Black Bream are more localised than once thought with a new study deepening our understanding of their stock structure.

Understanding how fish populations are connected is key to sustainable management. This is especially true for one of southern Australia’s most iconic estuarine species, the Black Bream (Acanthopagrus butcheri).  

Black Bream is found in estuaries and inshore waters from central New South Wales to the central west coast of Western Australia, including Tasmania. They are slow-growing, long-lived and highly valued by recreational anglers and commercial fishers, particularly in Western Australia. Despite their wide distribution, the degree of connection between populations in different estuaries has remained uncertain, until now.

Led by Professor Bronwyn Gillanders from the University of Adelaide, FRDC project 2019-012 brought together researchers from the South Australian Research and Development Institute (SARDI) Aquatic Sciences and the University of Adelaide to examine Black Bream stock structure and connectivity across southern Australia. Using a combination of genomic tools and otolith (ear bone) analysis, the team set out to understand whether fish in different estuaries form part of the same population or are largely isolated.

“We wanted to know whether Black Bream in different estuaries are connected, or if they’re more like local residents,” says Bronwyn. “That kind of knowledge is essential if we’re going to manage each fishery at the right scale.” 

What otoliths can tell us

Otoliths, small calcium carbonate structures in a fish’s head, are more like rocks than bones. By taking a thin cross-section, scientists can read the story of a fish’s life, much like tree rings reveal a tree’s age and growth. Each ring records growth patterns and chemical signatures that reflect the fish’s environment, revealing whether it spent time in freshwater, estuarine or marine habitats.

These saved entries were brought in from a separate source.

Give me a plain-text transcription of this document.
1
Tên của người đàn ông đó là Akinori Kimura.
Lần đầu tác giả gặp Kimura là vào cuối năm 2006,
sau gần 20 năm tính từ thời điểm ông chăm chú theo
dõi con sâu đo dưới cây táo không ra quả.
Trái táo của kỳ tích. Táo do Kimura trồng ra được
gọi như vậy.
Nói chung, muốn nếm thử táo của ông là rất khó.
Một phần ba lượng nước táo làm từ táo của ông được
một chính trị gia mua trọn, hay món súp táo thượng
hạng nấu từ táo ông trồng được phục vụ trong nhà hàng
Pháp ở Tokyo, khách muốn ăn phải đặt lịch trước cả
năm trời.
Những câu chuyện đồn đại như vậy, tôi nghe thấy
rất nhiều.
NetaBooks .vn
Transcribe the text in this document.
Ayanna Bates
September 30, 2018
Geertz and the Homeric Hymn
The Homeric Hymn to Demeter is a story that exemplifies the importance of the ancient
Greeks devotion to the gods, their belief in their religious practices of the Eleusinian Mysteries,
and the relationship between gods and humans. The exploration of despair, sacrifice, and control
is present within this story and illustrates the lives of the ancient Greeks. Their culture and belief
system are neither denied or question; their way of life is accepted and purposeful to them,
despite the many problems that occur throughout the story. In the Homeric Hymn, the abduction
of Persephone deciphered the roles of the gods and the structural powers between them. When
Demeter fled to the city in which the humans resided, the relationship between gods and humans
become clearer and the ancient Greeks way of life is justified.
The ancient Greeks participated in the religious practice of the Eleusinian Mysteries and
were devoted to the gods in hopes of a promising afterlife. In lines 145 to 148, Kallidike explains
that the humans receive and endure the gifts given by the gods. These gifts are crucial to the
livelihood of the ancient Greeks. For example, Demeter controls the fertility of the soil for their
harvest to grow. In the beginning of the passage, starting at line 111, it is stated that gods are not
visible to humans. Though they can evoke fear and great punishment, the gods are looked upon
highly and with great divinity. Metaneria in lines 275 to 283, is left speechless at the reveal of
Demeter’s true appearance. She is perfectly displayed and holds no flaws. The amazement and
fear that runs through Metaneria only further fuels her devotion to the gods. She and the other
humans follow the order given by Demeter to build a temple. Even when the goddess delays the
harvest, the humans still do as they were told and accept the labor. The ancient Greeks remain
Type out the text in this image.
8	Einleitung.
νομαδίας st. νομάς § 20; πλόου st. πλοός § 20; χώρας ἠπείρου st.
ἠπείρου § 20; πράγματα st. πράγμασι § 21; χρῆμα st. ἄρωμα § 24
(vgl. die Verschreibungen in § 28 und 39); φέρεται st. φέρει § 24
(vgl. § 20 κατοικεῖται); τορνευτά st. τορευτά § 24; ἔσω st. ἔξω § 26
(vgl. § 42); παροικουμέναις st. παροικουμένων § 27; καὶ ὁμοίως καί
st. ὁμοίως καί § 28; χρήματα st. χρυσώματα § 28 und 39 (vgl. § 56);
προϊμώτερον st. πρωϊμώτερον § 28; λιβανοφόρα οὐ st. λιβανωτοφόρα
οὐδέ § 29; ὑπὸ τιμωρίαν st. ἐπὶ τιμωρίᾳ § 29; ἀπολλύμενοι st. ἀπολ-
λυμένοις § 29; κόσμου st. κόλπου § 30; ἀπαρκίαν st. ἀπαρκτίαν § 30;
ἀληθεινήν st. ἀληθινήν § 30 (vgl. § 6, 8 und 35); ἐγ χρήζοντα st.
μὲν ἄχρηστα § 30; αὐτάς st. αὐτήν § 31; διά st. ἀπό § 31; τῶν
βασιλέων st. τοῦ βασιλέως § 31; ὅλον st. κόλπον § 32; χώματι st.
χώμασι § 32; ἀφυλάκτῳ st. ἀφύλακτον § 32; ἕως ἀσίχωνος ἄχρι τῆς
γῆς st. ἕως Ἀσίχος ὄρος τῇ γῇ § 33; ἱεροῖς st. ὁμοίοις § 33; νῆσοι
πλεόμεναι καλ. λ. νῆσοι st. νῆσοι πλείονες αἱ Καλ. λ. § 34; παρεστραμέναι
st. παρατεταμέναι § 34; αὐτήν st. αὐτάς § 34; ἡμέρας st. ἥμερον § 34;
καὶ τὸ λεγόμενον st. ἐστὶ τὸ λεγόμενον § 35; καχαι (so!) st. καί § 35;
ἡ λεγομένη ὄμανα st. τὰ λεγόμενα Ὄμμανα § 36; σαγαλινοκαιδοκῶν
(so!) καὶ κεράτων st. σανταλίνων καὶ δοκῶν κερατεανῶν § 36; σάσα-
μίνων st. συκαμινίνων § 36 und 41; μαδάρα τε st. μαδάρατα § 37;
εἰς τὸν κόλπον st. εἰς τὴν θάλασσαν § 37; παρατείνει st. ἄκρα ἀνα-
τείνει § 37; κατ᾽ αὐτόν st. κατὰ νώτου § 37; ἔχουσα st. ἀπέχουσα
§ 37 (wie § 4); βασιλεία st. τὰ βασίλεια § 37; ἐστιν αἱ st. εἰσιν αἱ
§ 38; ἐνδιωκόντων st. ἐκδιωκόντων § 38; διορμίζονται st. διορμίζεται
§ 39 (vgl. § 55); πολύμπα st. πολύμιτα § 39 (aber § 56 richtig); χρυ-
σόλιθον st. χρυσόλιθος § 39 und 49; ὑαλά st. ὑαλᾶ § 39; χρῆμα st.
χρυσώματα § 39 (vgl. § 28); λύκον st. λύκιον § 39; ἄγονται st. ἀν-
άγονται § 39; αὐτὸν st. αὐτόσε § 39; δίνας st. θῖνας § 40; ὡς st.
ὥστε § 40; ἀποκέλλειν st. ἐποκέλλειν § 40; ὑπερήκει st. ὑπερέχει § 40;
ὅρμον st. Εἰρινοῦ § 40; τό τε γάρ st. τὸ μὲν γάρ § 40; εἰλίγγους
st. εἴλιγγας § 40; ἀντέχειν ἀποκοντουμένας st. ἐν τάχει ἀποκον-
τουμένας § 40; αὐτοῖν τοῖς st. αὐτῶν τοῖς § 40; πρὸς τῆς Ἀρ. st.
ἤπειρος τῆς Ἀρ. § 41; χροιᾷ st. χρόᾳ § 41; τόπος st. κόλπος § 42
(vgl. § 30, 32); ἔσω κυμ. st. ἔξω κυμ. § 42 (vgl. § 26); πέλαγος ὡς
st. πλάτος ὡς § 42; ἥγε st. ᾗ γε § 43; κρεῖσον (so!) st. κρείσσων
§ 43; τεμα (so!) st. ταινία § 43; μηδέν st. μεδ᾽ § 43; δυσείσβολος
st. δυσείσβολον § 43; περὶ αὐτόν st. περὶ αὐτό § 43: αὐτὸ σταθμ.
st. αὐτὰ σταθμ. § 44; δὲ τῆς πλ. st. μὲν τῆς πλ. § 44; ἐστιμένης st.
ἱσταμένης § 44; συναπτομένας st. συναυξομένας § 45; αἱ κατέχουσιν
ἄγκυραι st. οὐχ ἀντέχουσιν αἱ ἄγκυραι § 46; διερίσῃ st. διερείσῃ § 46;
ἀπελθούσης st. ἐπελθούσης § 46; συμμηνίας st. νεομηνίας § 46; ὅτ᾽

Using these natural archives, the research team examined how Black Bream growth responded to environmental conditions and whether fish from different estuaries showed distinctive patterns. The results from genetic testing revealed strong local structuring, with limited gene flow between estuaries, meaning most populations are self-sustaining and not mixing with their neighbours. 

"We found that within each state there’s very limited movement between estuaries,” explains Bronwyn. “That fine-scale structure means we can’t assume all populations are connected.” 

Training the next generation of fisheries scientists

A core focus of the project was building research capabilities in South Australia. PhD student, Koster Sarakinis undertook much of the work, supervised by both university and SARDI scientists in a mentoring model that paired early and senior career researchers. Koster has since completed his PhD and joined SARDI as a research scientist - a success story that demonstrates the value of investing in people as well as science. 

"It’s fantastic to see the next generation of researchers coming through,” says Bronwyn. “Projects like this not only generate new knowledge but also help develop the scientists who’ll lead future work.” 

The research has confirmed that Black Bream populations are more locally defined than previously thought. This has important implications for how the species is managed, particularly as climate change and altered freshwater flows affect estuarine habitats. Some estuaries occasionally close off from the sea, trapping fish inside until rainfall reopens the connection.

Understanding these dynamics helps managers identify which populations might be more vulnerable to environmental change or overfishing. It also supports adaptive management strategies that consider differences between estuaries rather than treating all Black Bream as a single, uniform stock.

A foundation for future research

Beyond its immediate findings, the project has established a framework for future studies of connectivity and stock structure in other species. The team is already exploring similar approaches in Snapper (Chrysophrys auratus) and Mulloway (Argyrosomus japonicus), using otolith and genomic techniques to assess movement and population resilience.

“Black Bream provided a perfect model for testing these methods,” says Bronwyn. “Now we can apply what we’ve learned to other estuarine species that face similar challenges.”

By linking cutting-edge science with practical management needs, and by training the researchers who’ll carry that work forward, the project exemplifies FRDC’s commitment to sustainable, evidence-based fisheries.